With his usual energy Riiser-Larsen had gone for a walk that
afternoon amongst the icebergs accompanied by Omdal; they wished
to see if they could find another place which could be converted into a
starting place. They had already turned round to return home, as the
fog was preventing them from seeing anything, when suddenly it lifted
and there they stood in the center of the only plain which could be
used. This was 500 meters square and not too uneven to be made
level by a little work and patience. They came back happy and full of
hope and shouted to the “Sphinx”: “You may be amused and smile
even when others despair—even when the position is hopeless we still
sing with pleasure aha! aha! aha! Things are improving day by day.”
The “Sphinx” frowned! It did not like this!

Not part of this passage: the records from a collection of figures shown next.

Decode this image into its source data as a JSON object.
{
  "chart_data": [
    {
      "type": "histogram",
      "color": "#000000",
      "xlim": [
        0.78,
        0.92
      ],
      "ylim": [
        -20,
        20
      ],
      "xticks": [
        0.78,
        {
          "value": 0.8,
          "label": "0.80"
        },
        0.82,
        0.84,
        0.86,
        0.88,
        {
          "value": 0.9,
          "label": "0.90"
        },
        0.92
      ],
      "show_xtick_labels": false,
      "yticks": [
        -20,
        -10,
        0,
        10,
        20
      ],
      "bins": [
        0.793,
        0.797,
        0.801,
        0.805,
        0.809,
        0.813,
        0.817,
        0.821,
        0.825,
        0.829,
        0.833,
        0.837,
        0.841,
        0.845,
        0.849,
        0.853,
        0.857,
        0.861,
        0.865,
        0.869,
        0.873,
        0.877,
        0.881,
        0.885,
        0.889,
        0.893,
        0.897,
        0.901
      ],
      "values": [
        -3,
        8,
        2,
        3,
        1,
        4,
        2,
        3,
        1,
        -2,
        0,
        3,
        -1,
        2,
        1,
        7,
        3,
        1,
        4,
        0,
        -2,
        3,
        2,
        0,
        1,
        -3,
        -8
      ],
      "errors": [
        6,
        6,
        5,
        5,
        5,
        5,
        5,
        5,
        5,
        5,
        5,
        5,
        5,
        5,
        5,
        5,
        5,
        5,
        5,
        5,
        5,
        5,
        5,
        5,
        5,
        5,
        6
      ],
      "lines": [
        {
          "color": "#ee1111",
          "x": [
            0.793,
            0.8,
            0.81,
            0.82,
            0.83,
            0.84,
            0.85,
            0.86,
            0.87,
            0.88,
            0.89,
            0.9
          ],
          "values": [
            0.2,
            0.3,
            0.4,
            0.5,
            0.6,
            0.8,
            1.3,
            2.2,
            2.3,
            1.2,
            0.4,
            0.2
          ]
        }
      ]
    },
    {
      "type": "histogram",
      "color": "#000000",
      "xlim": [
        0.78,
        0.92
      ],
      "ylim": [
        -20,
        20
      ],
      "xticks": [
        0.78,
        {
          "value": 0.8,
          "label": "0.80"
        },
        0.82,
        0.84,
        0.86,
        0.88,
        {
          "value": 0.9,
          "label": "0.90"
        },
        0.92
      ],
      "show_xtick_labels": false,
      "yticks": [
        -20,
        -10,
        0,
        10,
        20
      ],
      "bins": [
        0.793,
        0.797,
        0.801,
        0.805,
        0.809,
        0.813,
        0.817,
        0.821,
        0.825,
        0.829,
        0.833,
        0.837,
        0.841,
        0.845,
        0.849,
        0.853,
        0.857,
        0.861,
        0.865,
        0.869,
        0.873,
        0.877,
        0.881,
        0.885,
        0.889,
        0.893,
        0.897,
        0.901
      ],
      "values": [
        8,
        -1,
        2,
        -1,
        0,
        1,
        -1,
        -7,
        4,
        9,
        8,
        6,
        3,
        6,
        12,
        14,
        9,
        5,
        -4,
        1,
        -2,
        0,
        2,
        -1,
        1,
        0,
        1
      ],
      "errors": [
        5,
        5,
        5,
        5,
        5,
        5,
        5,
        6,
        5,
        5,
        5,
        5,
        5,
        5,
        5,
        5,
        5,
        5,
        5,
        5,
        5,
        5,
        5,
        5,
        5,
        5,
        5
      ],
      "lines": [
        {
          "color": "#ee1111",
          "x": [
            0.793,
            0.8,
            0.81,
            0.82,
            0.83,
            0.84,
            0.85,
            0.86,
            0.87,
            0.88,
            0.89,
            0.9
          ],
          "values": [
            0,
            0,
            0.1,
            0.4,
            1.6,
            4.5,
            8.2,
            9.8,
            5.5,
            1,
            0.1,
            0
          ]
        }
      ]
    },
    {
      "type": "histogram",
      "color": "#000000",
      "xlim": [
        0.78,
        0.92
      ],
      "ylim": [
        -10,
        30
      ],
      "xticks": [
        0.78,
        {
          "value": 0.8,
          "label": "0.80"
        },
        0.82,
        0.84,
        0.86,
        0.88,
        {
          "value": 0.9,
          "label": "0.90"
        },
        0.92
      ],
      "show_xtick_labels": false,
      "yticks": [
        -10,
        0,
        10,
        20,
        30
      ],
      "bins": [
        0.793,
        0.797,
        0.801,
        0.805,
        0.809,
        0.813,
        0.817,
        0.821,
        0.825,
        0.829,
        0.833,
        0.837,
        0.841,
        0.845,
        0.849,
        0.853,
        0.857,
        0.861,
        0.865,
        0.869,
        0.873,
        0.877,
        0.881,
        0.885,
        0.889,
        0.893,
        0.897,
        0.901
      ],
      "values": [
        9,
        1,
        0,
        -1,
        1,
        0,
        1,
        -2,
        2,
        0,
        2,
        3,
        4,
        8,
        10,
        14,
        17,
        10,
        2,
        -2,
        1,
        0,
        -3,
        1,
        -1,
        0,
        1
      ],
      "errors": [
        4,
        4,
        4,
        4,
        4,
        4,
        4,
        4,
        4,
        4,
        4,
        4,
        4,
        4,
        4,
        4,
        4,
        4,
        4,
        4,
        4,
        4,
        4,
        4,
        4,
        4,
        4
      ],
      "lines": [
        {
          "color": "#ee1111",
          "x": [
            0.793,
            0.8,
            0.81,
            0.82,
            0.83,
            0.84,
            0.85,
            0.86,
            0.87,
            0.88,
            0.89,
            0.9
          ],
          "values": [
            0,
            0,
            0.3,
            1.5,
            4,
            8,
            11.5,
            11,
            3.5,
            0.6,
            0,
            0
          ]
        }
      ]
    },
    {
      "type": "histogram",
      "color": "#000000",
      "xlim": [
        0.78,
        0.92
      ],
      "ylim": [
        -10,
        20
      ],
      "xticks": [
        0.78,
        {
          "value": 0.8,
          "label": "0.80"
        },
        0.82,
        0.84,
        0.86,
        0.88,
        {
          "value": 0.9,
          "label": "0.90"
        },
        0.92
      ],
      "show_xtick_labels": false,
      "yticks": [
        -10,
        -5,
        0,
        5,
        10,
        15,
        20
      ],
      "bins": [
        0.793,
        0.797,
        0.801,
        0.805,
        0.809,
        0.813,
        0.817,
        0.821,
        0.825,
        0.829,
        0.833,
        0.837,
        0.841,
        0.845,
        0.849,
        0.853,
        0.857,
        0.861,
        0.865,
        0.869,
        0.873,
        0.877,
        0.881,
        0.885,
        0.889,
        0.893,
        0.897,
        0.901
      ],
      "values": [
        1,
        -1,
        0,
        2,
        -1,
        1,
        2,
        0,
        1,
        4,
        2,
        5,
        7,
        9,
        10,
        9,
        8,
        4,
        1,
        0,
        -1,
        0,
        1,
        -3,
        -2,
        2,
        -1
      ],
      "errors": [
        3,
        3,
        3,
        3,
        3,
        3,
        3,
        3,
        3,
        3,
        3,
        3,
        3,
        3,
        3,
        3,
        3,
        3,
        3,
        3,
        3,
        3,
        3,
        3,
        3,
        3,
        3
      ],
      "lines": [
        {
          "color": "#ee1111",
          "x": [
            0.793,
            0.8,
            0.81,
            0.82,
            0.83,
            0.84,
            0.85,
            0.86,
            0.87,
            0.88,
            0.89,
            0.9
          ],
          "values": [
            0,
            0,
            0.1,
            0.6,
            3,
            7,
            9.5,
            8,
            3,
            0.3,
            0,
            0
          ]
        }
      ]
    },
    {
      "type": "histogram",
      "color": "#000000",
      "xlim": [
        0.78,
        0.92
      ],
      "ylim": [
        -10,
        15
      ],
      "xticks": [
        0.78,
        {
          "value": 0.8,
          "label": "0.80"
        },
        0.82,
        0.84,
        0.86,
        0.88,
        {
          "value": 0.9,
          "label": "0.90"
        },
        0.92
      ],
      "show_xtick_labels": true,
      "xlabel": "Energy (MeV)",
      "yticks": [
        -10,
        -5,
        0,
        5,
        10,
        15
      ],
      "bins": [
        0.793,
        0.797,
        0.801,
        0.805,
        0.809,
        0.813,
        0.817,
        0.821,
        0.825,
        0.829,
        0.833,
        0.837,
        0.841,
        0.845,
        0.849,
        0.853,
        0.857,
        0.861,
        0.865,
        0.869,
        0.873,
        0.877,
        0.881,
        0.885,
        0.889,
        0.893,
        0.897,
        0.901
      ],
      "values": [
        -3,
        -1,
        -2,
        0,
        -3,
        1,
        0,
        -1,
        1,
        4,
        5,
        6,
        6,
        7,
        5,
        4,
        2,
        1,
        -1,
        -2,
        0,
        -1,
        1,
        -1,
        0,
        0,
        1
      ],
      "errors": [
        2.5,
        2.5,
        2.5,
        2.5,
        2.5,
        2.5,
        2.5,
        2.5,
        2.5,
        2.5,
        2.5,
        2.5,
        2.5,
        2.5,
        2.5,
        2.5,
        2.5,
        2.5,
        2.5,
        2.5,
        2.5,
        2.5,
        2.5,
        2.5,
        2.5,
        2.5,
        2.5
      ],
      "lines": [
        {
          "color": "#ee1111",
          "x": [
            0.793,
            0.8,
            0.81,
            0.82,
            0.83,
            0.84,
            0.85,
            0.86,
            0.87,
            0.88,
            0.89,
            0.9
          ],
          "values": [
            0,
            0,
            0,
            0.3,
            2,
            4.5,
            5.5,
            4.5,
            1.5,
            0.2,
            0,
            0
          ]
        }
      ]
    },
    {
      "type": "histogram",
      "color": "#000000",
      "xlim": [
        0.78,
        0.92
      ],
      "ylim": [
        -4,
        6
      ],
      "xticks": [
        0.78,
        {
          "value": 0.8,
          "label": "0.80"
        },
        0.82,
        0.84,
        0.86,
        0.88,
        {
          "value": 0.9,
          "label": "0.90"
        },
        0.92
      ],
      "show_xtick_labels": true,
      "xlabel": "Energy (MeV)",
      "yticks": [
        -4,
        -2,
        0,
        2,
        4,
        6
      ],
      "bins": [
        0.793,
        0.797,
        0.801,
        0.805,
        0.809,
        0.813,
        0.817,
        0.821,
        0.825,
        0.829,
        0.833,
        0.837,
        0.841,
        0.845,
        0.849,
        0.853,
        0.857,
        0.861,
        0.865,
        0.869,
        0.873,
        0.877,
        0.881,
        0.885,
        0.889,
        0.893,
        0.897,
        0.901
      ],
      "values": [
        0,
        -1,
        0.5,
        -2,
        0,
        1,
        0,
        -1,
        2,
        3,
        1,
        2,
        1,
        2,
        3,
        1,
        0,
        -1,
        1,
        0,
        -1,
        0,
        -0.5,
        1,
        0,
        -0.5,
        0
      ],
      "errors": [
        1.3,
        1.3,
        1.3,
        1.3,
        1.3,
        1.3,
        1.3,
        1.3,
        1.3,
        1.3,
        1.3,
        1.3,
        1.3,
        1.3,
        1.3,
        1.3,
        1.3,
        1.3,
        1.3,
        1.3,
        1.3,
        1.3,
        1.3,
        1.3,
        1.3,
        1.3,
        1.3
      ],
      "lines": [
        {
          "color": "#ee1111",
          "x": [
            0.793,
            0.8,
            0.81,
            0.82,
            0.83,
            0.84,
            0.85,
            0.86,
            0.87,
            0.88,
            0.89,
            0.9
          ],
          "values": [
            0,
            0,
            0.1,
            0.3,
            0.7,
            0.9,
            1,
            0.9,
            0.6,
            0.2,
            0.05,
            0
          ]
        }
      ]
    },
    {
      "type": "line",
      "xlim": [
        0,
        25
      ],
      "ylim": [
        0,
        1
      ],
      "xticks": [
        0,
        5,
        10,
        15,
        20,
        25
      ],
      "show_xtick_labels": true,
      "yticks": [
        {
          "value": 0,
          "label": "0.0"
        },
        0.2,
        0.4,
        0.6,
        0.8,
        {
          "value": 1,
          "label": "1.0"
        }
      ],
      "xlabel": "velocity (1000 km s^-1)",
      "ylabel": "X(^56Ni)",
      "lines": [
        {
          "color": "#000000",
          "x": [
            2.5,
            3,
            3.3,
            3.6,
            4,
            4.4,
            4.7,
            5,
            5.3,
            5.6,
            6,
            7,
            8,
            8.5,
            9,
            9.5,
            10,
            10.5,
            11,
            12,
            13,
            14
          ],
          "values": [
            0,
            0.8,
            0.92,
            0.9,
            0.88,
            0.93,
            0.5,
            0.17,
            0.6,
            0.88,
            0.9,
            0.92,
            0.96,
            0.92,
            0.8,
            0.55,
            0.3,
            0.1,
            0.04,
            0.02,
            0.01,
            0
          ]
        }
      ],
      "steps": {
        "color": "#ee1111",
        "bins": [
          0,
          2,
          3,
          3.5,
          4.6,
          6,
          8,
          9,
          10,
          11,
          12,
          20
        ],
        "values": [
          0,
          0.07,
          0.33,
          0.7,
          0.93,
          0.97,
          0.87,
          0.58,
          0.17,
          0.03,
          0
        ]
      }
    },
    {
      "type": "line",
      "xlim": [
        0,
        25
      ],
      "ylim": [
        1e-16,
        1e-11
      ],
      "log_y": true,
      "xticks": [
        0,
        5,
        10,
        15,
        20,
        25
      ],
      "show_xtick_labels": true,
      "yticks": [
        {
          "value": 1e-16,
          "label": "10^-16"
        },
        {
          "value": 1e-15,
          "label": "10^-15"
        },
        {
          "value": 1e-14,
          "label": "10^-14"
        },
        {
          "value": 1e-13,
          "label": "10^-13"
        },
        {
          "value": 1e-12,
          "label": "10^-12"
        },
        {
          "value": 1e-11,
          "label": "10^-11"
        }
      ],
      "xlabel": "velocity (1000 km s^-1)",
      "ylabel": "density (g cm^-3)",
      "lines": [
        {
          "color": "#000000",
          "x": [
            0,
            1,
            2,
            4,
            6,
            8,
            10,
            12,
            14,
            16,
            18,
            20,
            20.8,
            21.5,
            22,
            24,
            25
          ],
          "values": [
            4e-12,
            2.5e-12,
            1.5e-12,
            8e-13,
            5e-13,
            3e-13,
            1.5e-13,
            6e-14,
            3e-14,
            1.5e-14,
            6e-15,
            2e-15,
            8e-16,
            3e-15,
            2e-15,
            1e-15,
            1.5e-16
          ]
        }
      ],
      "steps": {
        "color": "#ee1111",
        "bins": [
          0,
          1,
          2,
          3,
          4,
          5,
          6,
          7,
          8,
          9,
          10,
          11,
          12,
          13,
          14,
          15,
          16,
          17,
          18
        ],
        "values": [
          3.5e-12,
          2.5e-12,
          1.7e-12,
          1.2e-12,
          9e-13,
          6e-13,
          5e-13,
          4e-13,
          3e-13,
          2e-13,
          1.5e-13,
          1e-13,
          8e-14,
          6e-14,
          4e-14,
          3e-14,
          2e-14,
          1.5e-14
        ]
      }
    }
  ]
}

COLLECTING SNOW BLOCKS FOR A RUN-WAY
The way to the plain which the two men had found was both long
and difficult, but we lived under conditions where difficulties frightened
us no more. First of all the machine must be driven there—about 300
meters through new ice to a high old plain. Here we would have to
hack out a slide to drive the machine up. From here the road crossed
over to the Thermopylæ Pass, which was formed by two moderately
sized icebergs, and ended in a three-yards-wide ditch over which the
machine must be negotiated on to the next plain. On the other side
one could see the last obstacle which must be overcome in the form of
an old crack about five yards wide with sides formed of high icebergs
and loose snow—rotten conditions to work in. Early on the morning of
the 6th the work was started. After breakfast we took all our tools and
attacked the old ice where the grade should be built. In order to get to
this spot we had to pass round a corner which took us out of sight of
N 25. Under general circumstances one would not have left the
machine unattended, but conditions were otherwise than general and
we had no man we could spare. Singing “In Swinemunde träumt man
im Sand,” the popular melody associated with our comfortable days in
Spitzbergen, we used our knives, axes, and ice-anchor to the best
advantage, and fragments of ice flew in all directions. It is with pride
and joy that I look back on these days, joy because I worked in
company with such men, proud because our task was accomplished.
Let me say quite frankly and honestly that I often regarded the
situation as hopeless and impossible. Ice-walls upon ice-walls raised
themselves up and had to be removed from our course; an
unfathomable gulf seemed to yawn before us threatening to stop our
progress. It had to be bridged by cheeky heroes who, never grumbling,
tackled the most hopeless tasks with laughter and with song.